Suez Canal blocking could hike freight fees between China and Europe if not cleared soon: analyst
Published: Mar 24, 2021 11:43 PM

Cargo Ship Ever Given, photo: VCG

Passage through the Suez Canal, one of the world’s busiest shipping arteries, has remained blocked after a large container ship ran aground on Tuesday. The incident could impact the smooth flow of freight between China and Europe and shore up the already high fees if it could not be solved in a timely manner, an analyst told the Global Times.
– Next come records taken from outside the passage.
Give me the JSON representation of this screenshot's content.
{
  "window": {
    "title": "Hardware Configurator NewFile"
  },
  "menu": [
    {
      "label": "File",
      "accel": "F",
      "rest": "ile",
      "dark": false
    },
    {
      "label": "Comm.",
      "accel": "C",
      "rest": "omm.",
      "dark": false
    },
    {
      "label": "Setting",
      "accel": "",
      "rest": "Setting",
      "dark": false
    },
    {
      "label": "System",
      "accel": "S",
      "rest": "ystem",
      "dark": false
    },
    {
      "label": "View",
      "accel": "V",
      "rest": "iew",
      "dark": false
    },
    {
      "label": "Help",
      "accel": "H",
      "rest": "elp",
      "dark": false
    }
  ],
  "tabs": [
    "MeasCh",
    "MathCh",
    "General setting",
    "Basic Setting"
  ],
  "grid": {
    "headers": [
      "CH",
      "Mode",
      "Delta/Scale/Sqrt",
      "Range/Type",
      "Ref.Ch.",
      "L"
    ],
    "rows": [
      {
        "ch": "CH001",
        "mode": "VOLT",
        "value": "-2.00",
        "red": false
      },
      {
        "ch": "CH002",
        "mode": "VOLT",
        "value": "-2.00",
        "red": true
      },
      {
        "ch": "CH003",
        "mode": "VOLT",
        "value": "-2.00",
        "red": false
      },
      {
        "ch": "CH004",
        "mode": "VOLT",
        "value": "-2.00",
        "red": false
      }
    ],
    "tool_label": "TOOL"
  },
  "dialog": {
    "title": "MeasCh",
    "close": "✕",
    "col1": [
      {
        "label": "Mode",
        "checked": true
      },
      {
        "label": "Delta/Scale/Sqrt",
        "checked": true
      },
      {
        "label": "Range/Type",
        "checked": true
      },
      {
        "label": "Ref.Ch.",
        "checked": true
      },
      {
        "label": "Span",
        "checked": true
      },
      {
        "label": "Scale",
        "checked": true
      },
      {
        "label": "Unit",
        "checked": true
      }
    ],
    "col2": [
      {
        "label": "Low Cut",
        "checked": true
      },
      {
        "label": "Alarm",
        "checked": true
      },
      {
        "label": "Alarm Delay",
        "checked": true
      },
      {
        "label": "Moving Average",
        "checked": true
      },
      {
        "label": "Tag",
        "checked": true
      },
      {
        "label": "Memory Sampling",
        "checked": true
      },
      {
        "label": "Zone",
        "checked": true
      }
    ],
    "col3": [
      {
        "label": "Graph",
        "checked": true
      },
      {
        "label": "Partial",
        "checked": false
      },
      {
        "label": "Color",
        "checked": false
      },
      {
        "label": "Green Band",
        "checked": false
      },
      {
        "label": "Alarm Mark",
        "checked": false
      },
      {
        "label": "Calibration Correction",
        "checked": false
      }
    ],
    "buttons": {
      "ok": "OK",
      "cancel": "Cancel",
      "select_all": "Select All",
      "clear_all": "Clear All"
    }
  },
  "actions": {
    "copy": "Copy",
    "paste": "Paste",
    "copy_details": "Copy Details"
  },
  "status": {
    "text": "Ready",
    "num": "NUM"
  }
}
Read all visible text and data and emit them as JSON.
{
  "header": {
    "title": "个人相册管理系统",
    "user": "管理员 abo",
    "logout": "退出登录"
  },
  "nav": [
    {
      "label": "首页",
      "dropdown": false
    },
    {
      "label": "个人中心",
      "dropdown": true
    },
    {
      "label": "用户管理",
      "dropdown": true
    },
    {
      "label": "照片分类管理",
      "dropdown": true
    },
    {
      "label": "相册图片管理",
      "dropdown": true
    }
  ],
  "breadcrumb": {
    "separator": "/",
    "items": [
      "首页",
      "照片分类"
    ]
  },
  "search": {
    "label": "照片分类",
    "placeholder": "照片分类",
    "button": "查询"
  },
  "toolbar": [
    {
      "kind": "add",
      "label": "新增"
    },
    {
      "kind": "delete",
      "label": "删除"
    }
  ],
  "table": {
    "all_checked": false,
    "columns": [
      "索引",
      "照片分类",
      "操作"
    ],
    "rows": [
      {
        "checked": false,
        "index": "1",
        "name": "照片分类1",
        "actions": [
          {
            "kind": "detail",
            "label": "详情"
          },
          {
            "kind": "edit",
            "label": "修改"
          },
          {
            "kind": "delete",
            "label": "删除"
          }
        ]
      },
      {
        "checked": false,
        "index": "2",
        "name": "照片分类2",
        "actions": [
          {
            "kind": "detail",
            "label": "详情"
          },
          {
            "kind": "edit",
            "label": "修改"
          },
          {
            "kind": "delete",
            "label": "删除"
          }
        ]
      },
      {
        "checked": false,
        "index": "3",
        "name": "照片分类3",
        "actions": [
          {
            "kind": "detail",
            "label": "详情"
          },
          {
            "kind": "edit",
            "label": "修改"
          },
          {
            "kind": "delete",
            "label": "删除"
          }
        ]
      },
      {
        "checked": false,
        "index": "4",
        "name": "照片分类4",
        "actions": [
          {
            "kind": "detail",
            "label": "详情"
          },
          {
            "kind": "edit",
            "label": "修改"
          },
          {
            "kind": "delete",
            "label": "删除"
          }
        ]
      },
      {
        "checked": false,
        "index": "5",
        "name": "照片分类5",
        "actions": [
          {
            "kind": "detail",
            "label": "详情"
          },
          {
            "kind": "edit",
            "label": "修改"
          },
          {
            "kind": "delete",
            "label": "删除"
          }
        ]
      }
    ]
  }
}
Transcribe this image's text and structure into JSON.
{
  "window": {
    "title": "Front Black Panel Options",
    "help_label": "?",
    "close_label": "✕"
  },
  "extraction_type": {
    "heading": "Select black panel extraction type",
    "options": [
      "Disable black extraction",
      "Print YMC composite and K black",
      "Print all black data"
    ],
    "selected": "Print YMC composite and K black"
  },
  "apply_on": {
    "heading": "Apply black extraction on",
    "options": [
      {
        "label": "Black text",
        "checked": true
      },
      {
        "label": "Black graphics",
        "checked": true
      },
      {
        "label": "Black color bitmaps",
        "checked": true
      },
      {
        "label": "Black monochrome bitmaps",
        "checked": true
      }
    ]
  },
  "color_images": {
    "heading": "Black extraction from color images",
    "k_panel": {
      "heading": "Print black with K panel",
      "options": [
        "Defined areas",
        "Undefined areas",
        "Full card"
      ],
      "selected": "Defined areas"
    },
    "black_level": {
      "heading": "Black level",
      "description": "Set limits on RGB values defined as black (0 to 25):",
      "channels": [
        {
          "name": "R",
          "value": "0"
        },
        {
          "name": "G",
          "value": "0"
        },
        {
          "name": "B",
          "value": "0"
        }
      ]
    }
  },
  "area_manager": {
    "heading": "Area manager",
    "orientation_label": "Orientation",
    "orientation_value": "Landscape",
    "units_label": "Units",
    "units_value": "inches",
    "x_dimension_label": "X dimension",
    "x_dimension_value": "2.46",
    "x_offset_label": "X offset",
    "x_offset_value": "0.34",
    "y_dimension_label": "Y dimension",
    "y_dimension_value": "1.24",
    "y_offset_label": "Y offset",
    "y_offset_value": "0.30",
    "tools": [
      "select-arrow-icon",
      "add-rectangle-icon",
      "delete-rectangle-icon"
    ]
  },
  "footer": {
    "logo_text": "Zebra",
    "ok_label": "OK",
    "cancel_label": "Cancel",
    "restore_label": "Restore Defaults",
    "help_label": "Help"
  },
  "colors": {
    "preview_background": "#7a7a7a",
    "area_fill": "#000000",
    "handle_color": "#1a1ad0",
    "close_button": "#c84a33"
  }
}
The container ship stranded in the Suez Canal for more than a day has been partially refloated and traffic is expected to resume soon, port agent GAC said on Wednesday.

The incident already created long bottleneck on the waterway stopping dozens of other vessels from passing, according to a BBC report. Tug boats and diggers are working to refloat the stranded ship.

There are different opinions about the reopening of the canal, from a few hours to a month. 

Wu Minghua, an independent shipping industry analyst from Shanghai, told the Global Times on Wednesday that it depends on how stuck it got. “Being stranded is not an unusual thing, and I think the Suez Canal Authority has accumulated rich experience on dealing with such situations,” said Wu.

He mentioned several previous cases that could take as long as a week or 10 days to clear incidents.

“If the Suez Canal cannot resume smooth cargo flow in two or three weeks, it will eventually push up freight fees, which have already remained at a high level since the second half of last year during the pandemic,” Wu said.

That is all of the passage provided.